Soldato
Man Utd are in a relegation fight. They need someone with experience of this.
Allardyce seems like the logical best option.
Allardyce seems like the logical best option.
Delusion here. The players are not good enough. Signin half decent in the eredivisie was never gonna cut it and even a hybrid of Klopp and Pep can’t wave a magic wand and get a tune out of these garbage players.
Joking aside, I think they have fumbled the manager situation, but Dan Ashworth is not some clueless idiot, I can't believe he will mess things up like the previous regime.
Nothing would surprise me though
I don't think there's an appetite to keep RvN on, they've already made it clear he's interim until a replacement is found.
Options -
- Ruben Amorim - not likely to leave mid season
- Southgate - we'll gloss over that one
- Xavi - could be interesting, his wife posted a picture of him with his son in a Man Utd kit the other day...

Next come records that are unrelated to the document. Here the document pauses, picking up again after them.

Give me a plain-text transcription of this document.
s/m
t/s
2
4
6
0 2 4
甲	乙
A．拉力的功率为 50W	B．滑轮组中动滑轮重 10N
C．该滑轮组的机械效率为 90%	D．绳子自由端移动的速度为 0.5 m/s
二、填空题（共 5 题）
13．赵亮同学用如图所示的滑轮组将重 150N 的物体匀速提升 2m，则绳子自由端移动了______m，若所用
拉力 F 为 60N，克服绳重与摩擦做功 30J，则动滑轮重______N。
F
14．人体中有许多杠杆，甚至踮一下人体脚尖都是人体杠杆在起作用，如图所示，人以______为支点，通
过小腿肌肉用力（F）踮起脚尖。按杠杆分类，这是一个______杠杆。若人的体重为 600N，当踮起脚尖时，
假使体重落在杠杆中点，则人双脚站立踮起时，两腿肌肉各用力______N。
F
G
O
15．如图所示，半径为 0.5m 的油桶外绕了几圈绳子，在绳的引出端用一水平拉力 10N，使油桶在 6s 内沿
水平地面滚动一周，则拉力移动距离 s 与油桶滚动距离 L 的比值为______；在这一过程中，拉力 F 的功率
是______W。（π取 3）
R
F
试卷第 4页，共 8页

- Thomas Frank - would be a very interesting appointment
- McKenna - doubt it
- Potter - might be a good fit under Ashworth but would be risky
I take it Nagelsmann is a no, as he’s committed to Germany for the World Cup?

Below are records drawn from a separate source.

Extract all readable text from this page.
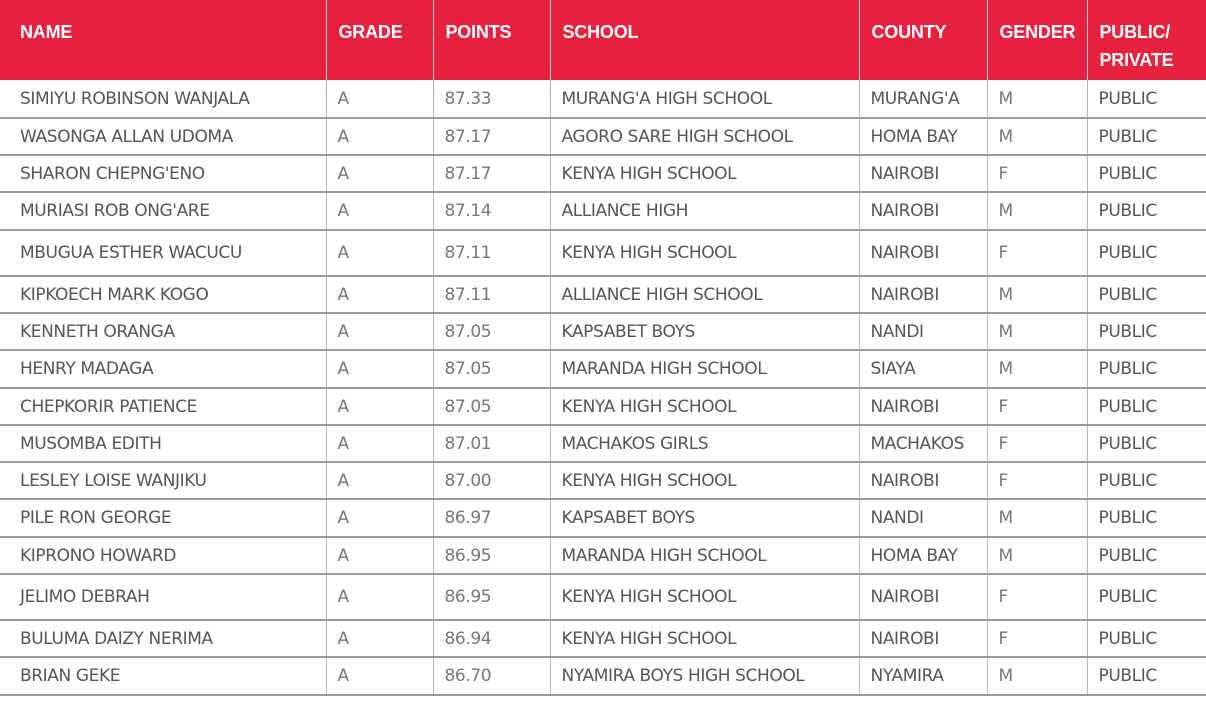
NAME	GRADE	POINTS	SCHOOL	COUNTY	GENDER	PUBLIC/
PRIVATE
SIMIYU ROBINSON WANJALA	A	87.33	MURANG'A HIGH SCHOOL	MURANG'A	M	PUBLIC
WASONGA ALLAN UDOMA	A	87.17	AGORO SARE HIGH SCHOOL	HOMA BAY	M	PUBLIC
SHARON CHEPNG'ENO	A	87.17	KENYA HIGH SCHOOL	NAIROBI	F	PUBLIC
MURIASI ROB ONG'ARE	A	87.14	ALLIANCE HIGH	NAIROBI	M	PUBLIC
MBUGUA ESTHER WACUCU	A	87.11	KENYA HIGH SCHOOL	NAIROBI	F	PUBLIC
KIPKOECH MARK KOGO	A	87.11	ALLIANCE HIGH SCHOOL	NAIROBI	M	PUBLIC
KENNETH ORANGA	A	87.05	KAPSABET BOYS	NANDI	M	PUBLIC
HENRY MADAGA	A	87.05	MARANDA HIGH SCHOOL	SIAYA	M	PUBLIC
CHEPKORIR PATIENCE	A	87.05	KENYA HIGH SCHOOL	NAIROBI	F	PUBLIC
MUSOMBA EDITH	A	87.01	MACHAKOS GIRLS	MACHAKOS	F	PUBLIC
LESLEY LOISE WANJIKU	A	87.00	KENYA HIGH SCHOOL	NAIROBI	F	PUBLIC
PILE RON GEORGE	A	86.97	KAPSABET BOYS	NANDI	M	PUBLIC
KIPRONO HOWARD	A	86.95	MARANDA HIGH SCHOOL	HOMA BAY	M	PUBLIC
JELIMO DEBRAH	A	86.95	KENYA HIGH SCHOOL	NAIROBI	F	PUBLIC
BULUMA DAIZY NERIMA	A	86.94	KENYA HIGH SCHOOL	NAIROBI	F	PUBLIC
BRIAN GEKE	A	86.70	NYAMIRA BOYS HIGH SCHOOL	NYAMIRA	M	PUBLIC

I would argue that is the core fundamentals of a manager's job, getting the very best and maximising everything you can out of your players/staff.A top manager can turn a squad's fortunes around with coaching and a handful of signings. Look at Villa under Emery. Look at what Nuno has done with Forest more recently. Flick has managed to turn the Barcelona ship around of late, a club also in a bit of a mess.
Managers can change things, they can raise the level of players. Our strongest XI is capable of far better, and can give anyone a game outside of the top 3 or so. Instead it looks like relegation fodder.
On the contrary, does United still have the pulling power for prime managers?
EtH's entire tenure already seems like a life time deal alreadySad to see should have been given life time deal with the recent loss
Who cares at this point.My general impression of Xavi as a manager is that he seems like miserable-era Mourinho, at least from an interview perspective. Do we want to be even more depressed than we are already?